Bioinformatics 1: K-mer Counting

A challenging yet intriguing interdisciplinary problem

K-mer counting is an interesting yet challenging problem in bioinformatics. In this article, we’ll talk about what k-mers are, the problem of k-mer counting, its applications, and some interesting insights from the computer science perspective.

What are k-mers?

In simple terms, k-mers are substrings of length k in a given string (can be DNA, RNA, protein, or any string sequence). Since our interest is towards bioinformatics, we will converge our attention to k-mers in a DNA sequence.

Consider the DNA sequence “ACGAGGTACGA” which consists of 11 nucleotides. Let’s try to obtain all the 4-mers (substrings of length 4) in this DNA sequence.

The idea is simple. We create a window of length 4 and slide it from left to right, shifting one character at a time. If the length of the given DNA sequence is N, we would end up with N - k+1 k-mers.

Total no. of k-mers = N - k + 1

In the above example, the given DNA sequence is 11 characters long (N=11) and k = 4, thus we get eight 4-mers (11 - 4 +1).

The Problem of k-mer Counting

K-mer counting is not one of those labyrinthine problems which are complicated and confusing. It is a very simple problem where you count the frequency of each k-mer in the given sequence. We usually look for three different types of frequencies: total count, distinct count, and unique count.

Let’s consider the aforementioned DNA sequence again.

The Total Count is simply how many times each k-mer has appeared in the given sequence. Except for ACGA, which has appeared twice, the rest of the 4-mers have appeared only once.

The distinct k-mers are counted only once regardless of how many times they appear. For example, even though ACGA has appeared twice, we count it only once. The Distinct Count provides us the information of whether a k-mer has appeared or not (not how many times it has appeared).

The unique k-mers are those which appear only once. In the above example, since ACGA has appeared twice, its unique count is zero. The Unique Count reveals which k-mers have appeared only once.

The output of k-mer counting would usually be in tabular form as in the figure above or a histogram.

Applications of k-mer Counting

This section is worthy enough to write a separate article. At this point, I’ll list some of the applications where k-mer counting is used.

• Genome assembly
• Sequence alignment
• Sequence clustering
• Error correction of sequencing reads
• Genome size estimation
• Repeat identification

K-mer Counting from the Perspective of Computer Science

At a very high level, there are only three main steps in k-mer counting.

How difficult could it be!!!! Read the data, count it, and write the results back to the disk!!! What’s the need for all the fuss!!!
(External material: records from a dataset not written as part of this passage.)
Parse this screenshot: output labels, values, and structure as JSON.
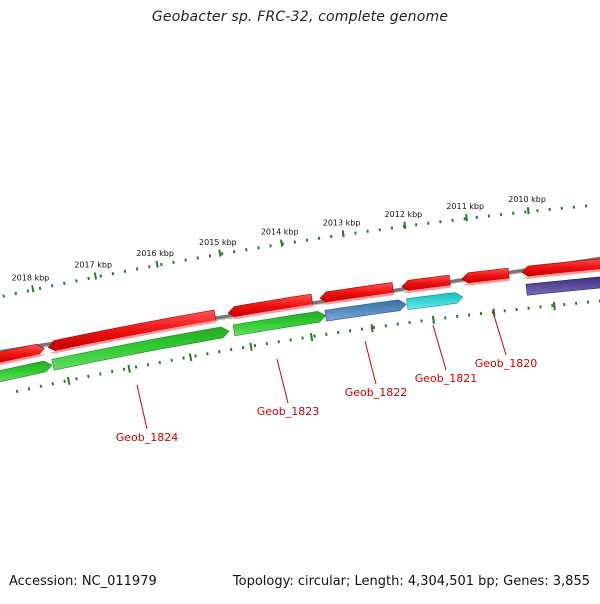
{
  "title": "Geobacter sp. FRC-32, complete genome",
  "footer": {
    "accession": "Accession: NC_011979",
    "stats": "Topology: circular; Length: 4,304,501 bp; Genes: 3,855"
  },
  "scale_ticks": [
    "2018 kbp",
    "2017 kbp",
    "2016 kbp",
    "2015 kbp",
    "2014 kbp",
    "2013 kbp",
    "2012 kbp",
    "2011 kbp",
    "2010 kbp"
  ],
  "genes": [
    {
      "label": "Geob_1824"
    },
    {
      "label": "Geob_1823"
    },
    {
      "label": "Geob_1822"
    },
    {
      "label": "Geob_1821"
    },
    {
      "label": "Geob_1820"
    }
  ],
  "colors": {
    "forward_red": "#ee1111",
    "green": "#33cc33",
    "steel_blue": "#4a7fb5",
    "cyan": "#22cccc",
    "indigo": "#4a3c8c",
    "backbone": "#888888",
    "tick_green": "#2a7a2a",
    "label_red": "#cc0000"
  }
}
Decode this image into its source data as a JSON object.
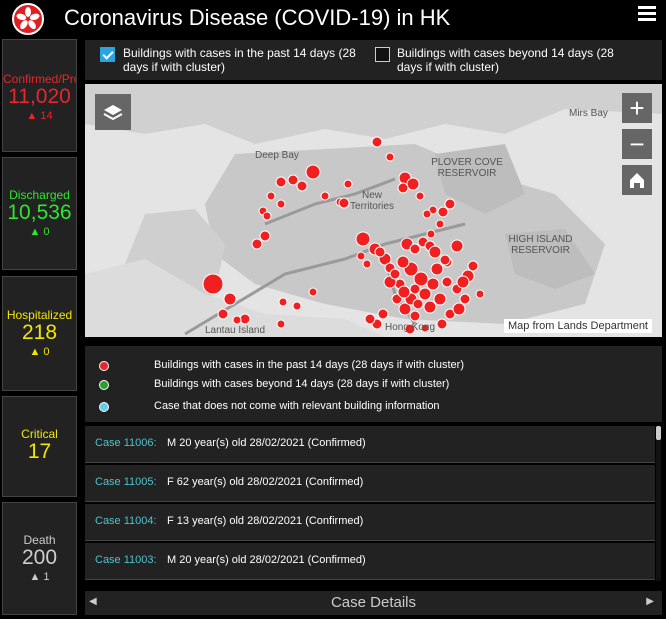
{
  "header": {
    "title": "Coronavirus Disease (COVID-19) in HK"
  },
  "stats": {
    "confirmed": {
      "label": "Confirmed/Probable",
      "value": "11,020",
      "delta": "14",
      "color": "#e8262c"
    },
    "discharged": {
      "label": "Discharged",
      "value": "10,536",
      "delta": "0",
      "color": "#2ee62e"
    },
    "hospitalized": {
      "label": "Hospitalized",
      "value": "218",
      "delta": "0",
      "color": "#f2e600"
    },
    "critical": {
      "label": "Critical",
      "value": "17",
      "color": "#f2e600"
    },
    "death": {
      "label": "Death",
      "value": "200",
      "delta": "1",
      "color": "#cccccc"
    }
  },
  "filters": {
    "recent": {
      "label": "Buildings with cases in the past 14 days (28 days if with cluster)",
      "checked": true
    },
    "older": {
      "label": "Buildings with cases beyond 14 days (28 days if with cluster)",
      "checked": false
    }
  },
  "map": {
    "labels": {
      "mirs_bay": "Mirs Bay",
      "deep_bay": "Deep Bay",
      "new_territories": "New Territories",
      "plover_cove": "PLOVER COVE RESERVOIR",
      "high_island": "HIGH ISLAND RESERVOIR",
      "lantau": "Lantau Island",
      "hong_kong": "Hong Kong"
    },
    "attribution": "Map from Lands Department",
    "zoom_in": "+",
    "zoom_out": "−",
    "marker_color": "#f02020"
  },
  "legend": [
    {
      "text": "Buildings with cases in the past 14 days (28 days if with cluster)",
      "color": "#e8262c"
    },
    {
      "text": "Buildings with cases beyond 14 days (28 days if with cluster)",
      "color": "#2e9e2e"
    },
    {
      "text": "Case that does not come with relevant building information",
      "color": "#66ccee"
    }
  ],
  "cases": [
    {
      "id": "Case 11006:",
      "info": "M  20 year(s) old  28/02/2021 (Confirmed)"
    },
    {
      "id": "Case 11005:",
      "info": "F  62 year(s) old  28/02/2021 (Confirmed)"
    },
    {
      "id": "Case 11004:",
      "info": "F  13 year(s) old  28/02/2021 (Confirmed)"
    },
    {
      "id": "Case 11003:",
      "info": "M  20 year(s) old  28/02/2021 (Confirmed)"
    }
  ],
  "footer": {
    "title": "Case Details",
    "prev": "◀",
    "next": "▶"
  }
}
Well, let us do some math to figure it out.

We have k-mers and their corresponding counts. Suppose k=3

Since there are only 4 nucleotides {A, C, G, T}, we can represent each character using only 2 bits. Let’s assign 1byte / 8bits for the count.

Then 8+ 6 = 14 bits per row.

You would have 4³ rows in total.

Therefore, total memory requirement = 4³ (8+6) = 896 bits / 112bytes

What happens when you increase the k-value? The next graph would leave us in awe.

For k=20, you need almost 6000GB of RAM, which is massive!!! This memory bottleneck is what makes k-mer counting a very challenging yet intriguing for computer scientists.

I’ll leave the different approaches adopted to solve this problem to a different article.

I hope this article gives a very high level but a clear idea about k-mer counting!!!